It’s summertime here, so I’m sewing with linen. I could see most of my clothes becoming linen. Not so much an alchemical transformation of cotton to linen- just continually sewing with it, it’s my favorite fiber. A good quality linen is literally cool to the touch when you lay your palm on it. That’s a quick way of sensing the difference between linen and cotton in the fabric store.
I enjoy reading “basic” guides to anything to do with sewing. This week, I found an excellent article on linen at Threads online. The article covers its care and properties, how to sew with it, and techniques peculiar to linen. Almost immediately, the article pointed out one of linen’s loveliest characteristics: “…old, soft linens wrinkle less obviously than new, crisp ones…”

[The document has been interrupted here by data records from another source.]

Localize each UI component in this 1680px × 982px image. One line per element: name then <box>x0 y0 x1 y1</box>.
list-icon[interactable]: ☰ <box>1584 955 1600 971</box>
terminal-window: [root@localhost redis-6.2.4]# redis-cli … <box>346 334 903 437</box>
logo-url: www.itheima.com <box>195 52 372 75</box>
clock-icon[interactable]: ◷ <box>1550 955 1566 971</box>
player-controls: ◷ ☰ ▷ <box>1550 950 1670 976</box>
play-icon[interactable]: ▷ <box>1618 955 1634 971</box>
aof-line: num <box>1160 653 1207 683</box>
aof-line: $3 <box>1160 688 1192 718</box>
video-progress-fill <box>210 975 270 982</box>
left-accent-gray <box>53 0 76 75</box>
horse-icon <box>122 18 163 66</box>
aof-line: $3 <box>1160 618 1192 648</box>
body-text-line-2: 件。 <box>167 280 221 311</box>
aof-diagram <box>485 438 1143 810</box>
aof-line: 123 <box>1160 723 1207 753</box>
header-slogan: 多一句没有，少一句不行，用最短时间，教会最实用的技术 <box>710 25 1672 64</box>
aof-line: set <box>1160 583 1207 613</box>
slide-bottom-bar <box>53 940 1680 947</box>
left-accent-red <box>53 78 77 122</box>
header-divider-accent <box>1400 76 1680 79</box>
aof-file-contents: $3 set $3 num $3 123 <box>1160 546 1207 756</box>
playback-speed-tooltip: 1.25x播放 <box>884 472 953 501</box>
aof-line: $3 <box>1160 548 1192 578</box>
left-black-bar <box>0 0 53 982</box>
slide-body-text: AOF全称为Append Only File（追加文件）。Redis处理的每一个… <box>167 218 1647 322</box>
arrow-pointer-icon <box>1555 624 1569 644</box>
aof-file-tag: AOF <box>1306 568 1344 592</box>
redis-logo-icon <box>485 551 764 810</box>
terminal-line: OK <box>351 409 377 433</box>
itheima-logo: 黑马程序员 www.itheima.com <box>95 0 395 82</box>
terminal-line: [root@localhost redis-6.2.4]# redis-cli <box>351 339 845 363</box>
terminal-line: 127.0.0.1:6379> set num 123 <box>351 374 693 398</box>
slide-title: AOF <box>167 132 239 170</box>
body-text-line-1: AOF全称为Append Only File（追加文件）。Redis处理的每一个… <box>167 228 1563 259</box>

I wore this dress two days running during my staycation. This is the end of the second day. I ran errands, lounged, drafted, sewed, went for walks and all but slept in this dress. Aside from a seam on the shoulder that needs mending, the dress is in better condition than when I made it 15 months ago. Linen ages beautifully.
Here’s four pockets from my most recent linen excursion. When I make a garment from linen, I tend to fuss and obsess more than usual because I know I’ll wear it for years. I made the piped pockets first and tried to talk myself into accepting them. I just couldn’t, they’re icky and too heavy. The second set will do nicely.
Lesson: Armoweft = Not awesome interfacing behind linen patch pockets. It’s too drapey and heavy. I needed crisp and light, but sometimes I can’t know for sure until I try. The second set were interfaced with a lightweight fusible cotton woven, and I didn’t get fancy with offset grainlines and piping. I must remember to Keep It Simple.
Do you sew with linen? Would you like to? Do you ever completely write off a part of a garment? What do you do with the rejected pieces?